Wednesday, May 4, 2011

Inilah Profil Dan Kisah Perjalanan Hidup Osama Bin Laden (1)


Profil Dan Kisah Perjalanan Hidup Osama Bin Laden-Usamah bin Ladin adalah sosok yang kontroversial di mata dunia. Bagi sebagian ia adalah teroris tulen yang seakan berhati dingin dan kejam. Tapi bagi sebagian lain, Usamah adalah simbol perlawanan atas hegemoni Amerika Serikat dan Eropa atas kesewenang-wenangan mereka terhadap dunia Islam.

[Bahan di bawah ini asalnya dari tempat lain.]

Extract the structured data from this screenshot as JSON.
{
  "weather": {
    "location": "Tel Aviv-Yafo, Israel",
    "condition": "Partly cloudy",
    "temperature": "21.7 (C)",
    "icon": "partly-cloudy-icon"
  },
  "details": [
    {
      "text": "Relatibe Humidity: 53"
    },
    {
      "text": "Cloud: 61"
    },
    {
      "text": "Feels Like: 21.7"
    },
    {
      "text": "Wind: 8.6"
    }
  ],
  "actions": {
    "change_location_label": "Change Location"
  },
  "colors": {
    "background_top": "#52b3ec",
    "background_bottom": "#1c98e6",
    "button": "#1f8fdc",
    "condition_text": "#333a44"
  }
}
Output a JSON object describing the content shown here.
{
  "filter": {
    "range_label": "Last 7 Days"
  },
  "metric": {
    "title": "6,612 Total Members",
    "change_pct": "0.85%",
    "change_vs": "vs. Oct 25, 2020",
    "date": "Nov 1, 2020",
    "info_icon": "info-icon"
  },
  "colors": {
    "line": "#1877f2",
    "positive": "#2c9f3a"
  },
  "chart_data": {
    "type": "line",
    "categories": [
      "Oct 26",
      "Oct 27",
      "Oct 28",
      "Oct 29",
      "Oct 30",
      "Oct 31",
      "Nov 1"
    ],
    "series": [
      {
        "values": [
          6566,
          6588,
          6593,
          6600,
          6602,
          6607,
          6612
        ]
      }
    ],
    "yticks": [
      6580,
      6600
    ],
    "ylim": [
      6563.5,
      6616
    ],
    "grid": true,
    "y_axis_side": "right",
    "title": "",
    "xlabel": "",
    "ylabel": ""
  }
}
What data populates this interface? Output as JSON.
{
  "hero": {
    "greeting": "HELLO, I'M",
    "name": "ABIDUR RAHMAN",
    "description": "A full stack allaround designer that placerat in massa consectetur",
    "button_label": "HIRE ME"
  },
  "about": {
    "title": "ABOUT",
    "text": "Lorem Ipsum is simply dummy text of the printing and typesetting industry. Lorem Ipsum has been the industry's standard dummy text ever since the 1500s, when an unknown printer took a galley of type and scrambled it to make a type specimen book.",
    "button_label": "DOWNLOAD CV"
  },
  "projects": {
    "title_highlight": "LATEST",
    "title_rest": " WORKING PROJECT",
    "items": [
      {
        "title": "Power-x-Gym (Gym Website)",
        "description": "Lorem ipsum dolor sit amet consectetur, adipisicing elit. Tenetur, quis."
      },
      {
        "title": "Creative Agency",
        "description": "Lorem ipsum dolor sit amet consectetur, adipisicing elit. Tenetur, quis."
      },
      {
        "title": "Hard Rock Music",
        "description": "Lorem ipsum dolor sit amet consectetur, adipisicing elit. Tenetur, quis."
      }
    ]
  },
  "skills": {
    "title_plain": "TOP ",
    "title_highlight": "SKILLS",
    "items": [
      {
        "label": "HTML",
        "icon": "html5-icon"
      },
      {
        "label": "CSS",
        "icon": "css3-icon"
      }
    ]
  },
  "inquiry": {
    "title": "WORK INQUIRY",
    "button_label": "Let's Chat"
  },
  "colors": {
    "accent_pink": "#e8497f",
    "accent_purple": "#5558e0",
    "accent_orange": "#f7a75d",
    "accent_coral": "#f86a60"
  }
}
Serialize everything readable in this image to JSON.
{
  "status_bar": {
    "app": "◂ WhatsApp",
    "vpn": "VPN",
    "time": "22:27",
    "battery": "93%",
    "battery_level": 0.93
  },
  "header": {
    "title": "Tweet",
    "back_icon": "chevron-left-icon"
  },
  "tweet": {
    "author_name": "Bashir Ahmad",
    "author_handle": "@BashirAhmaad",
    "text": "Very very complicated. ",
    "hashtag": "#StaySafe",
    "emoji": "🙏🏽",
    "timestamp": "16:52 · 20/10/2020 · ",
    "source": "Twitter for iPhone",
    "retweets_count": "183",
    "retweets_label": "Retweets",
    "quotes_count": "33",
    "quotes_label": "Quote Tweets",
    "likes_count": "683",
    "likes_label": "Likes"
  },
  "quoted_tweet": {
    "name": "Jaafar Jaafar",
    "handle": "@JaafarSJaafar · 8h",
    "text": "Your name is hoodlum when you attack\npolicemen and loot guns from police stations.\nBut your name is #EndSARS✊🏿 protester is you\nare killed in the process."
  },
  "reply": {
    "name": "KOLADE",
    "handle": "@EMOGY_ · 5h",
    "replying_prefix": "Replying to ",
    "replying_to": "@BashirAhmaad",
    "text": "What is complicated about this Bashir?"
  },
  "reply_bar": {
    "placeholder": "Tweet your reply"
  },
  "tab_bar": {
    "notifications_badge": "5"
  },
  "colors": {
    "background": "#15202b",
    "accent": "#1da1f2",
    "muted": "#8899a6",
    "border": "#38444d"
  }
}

Tak lupa, Usamah juga pernah bekerja sama dengan AS di Afghanistan untuk mengusir Sovyet. Kini setelah dikabarkan tewas dalam penyergapan di Abbottabad, Pakistan, Usamah tetap menjadi sosok yang misterius. Republika mencoba menguliti sedikit kehidupan pribadi Usamah bin Ladin, keturunan konglomerat Mohammed bin Ladin asal Arab Saudi.

Bagaimana masa kecilnya. Apa yang mempengaruhi pergerakan Usamah. Mengambil bahan dari buku pemenang hadiah Pullitzer 2007, The Looming Tower karangan Lawrence Right, berikut cuplikan episode-episode kehidupan Usamah bin Ladin. Selamat menikmati:

Usamah bin Ladin lahir dari rahim Alia Ghanem. Gadis asal Siria yang berumur 14 tahun saat Mohammed bin Ladin memperistrinya di 1956. Saat itu, Mohammed sudah menjadi pengusaha infrastruktur terkenal di Timur Tengah. Proyeknya bertebaran di mana-mana. Di Siria, Mohamed kerap mondar-mandir ke Pelabuhan Latakiya.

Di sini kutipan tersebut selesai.